For too long now, events in West Bengal are being viewed through the lens of political bias and justified as a form of tit for tat. The reality could not be more different.
In the last few years, more than 300 CPI-M supporters and members have been brutally murdered by Trinamool cadres. Many of those killed were women and children. Thousands have been forced out of their homes. The numbers of those who have been forced out of their jobs and denied access to livelihood, of those not allowed to work on their fields or harvest their crop, are growing every day.
On February 6, TMC cadres entered a village in Howrah district, which was a CPI-M stronghold, cut power supply, attacked people and raped a young woman and her husband's aunt. Later, the villagers told the media that the women looked as if they had been attacked by dogs.
In the recent Lok Sabha elections, violence and attacks were the norm. Three women lost their lives. One woman was slashed with a sword across her chest. Many were beaten and injured.
So what Tapas Pal is holding out is no idle threat and should not be dismissed as such. It is part of an unrelenting spiral of violence inflicted first on political opponents and then extended to all sections of society.
Within a few years, West Bengal has gone from a relatively safe state for women to one of the most unsafe in the country. Rapes and repeat gang-rapes have become commonplace. Extortion, murders, gang wars, turf battles are turning the state into a landscape of despair. Fear is such a palpable reality that more and more of those who were vocal in their opposition to violence and violation of rights are growing silent.
Will the latest outrage spur rights activists and democratic organisations in West Bengal and the rest of the country into effective opposition or will it be greeted with cynicism and fear?

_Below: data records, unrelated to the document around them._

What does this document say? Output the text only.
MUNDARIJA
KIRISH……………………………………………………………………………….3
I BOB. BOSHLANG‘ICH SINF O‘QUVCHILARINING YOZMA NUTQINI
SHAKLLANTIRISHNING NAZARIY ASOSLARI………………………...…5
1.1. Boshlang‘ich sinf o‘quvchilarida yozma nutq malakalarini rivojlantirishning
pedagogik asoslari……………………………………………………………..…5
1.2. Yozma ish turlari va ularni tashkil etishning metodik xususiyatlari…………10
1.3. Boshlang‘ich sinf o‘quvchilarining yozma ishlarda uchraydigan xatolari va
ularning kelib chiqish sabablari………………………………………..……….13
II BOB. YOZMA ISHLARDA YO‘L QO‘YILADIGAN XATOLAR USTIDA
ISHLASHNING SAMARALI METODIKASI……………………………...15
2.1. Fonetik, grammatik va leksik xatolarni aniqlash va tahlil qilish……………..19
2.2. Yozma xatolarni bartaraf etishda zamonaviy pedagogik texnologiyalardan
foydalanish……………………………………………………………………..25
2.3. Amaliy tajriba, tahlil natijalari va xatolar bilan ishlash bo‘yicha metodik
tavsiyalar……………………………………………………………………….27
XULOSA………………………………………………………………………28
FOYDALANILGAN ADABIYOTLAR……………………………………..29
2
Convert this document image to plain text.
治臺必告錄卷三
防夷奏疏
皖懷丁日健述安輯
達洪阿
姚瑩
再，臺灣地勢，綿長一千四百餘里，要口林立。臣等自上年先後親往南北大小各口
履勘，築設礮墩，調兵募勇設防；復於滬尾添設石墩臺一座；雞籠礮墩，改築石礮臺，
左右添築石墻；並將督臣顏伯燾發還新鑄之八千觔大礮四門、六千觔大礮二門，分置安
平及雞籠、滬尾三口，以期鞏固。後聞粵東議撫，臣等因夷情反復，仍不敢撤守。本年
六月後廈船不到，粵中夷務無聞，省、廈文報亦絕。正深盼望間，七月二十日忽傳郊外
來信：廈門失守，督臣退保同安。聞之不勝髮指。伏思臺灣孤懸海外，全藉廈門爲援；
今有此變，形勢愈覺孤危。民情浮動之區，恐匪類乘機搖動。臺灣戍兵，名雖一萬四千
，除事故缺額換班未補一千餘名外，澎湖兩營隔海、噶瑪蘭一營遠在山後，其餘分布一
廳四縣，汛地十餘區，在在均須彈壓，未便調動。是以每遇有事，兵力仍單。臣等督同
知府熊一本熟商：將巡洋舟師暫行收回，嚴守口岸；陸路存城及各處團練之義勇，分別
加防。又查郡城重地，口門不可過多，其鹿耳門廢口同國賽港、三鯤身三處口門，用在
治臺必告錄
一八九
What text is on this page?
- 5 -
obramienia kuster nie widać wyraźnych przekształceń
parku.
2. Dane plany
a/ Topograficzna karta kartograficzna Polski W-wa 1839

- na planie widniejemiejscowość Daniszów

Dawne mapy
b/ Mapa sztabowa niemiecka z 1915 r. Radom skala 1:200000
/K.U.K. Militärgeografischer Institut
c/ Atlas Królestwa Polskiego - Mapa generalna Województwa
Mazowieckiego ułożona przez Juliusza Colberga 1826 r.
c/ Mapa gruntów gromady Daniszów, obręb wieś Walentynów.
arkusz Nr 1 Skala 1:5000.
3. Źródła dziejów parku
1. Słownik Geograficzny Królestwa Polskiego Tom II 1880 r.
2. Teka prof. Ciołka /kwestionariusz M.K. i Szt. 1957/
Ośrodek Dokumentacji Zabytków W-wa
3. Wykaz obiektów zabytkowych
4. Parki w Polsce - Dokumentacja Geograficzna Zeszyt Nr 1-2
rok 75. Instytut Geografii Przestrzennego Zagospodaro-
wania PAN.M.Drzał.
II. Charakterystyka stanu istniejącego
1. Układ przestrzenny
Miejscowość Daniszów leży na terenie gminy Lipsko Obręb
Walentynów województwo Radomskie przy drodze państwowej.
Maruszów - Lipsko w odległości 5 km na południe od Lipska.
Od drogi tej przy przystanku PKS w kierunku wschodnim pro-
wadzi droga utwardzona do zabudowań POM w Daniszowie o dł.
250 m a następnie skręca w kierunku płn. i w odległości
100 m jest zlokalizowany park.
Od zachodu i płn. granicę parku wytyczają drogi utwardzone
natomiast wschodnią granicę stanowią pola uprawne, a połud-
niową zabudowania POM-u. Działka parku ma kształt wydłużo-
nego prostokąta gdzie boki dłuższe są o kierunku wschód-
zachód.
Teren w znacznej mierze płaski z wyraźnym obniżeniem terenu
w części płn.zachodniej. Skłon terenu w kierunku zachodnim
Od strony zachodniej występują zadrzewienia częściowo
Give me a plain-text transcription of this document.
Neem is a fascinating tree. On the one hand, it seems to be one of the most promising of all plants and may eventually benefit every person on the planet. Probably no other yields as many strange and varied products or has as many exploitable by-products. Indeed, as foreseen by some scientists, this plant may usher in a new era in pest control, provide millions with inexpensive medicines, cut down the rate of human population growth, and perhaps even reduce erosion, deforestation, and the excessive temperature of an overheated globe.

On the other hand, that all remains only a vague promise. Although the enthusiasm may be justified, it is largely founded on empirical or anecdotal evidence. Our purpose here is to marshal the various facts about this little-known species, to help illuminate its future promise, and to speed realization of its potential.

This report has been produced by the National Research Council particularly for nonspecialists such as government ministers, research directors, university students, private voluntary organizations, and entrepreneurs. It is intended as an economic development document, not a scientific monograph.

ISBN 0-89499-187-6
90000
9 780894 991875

Can we continue to be selective about what inspires horror and protest and what is dismissed as tit for tat? The response to the image of two young girls dangling from the branches of a tree in a UP village after they were brutally raped and killed ensured the arrest of the perpetrators and an inquiry by the CBI. What Tapas Pal is threatening to do, is making every village in West Bengal home to such unspeakable crimes. Will we do what is needed to prevent this?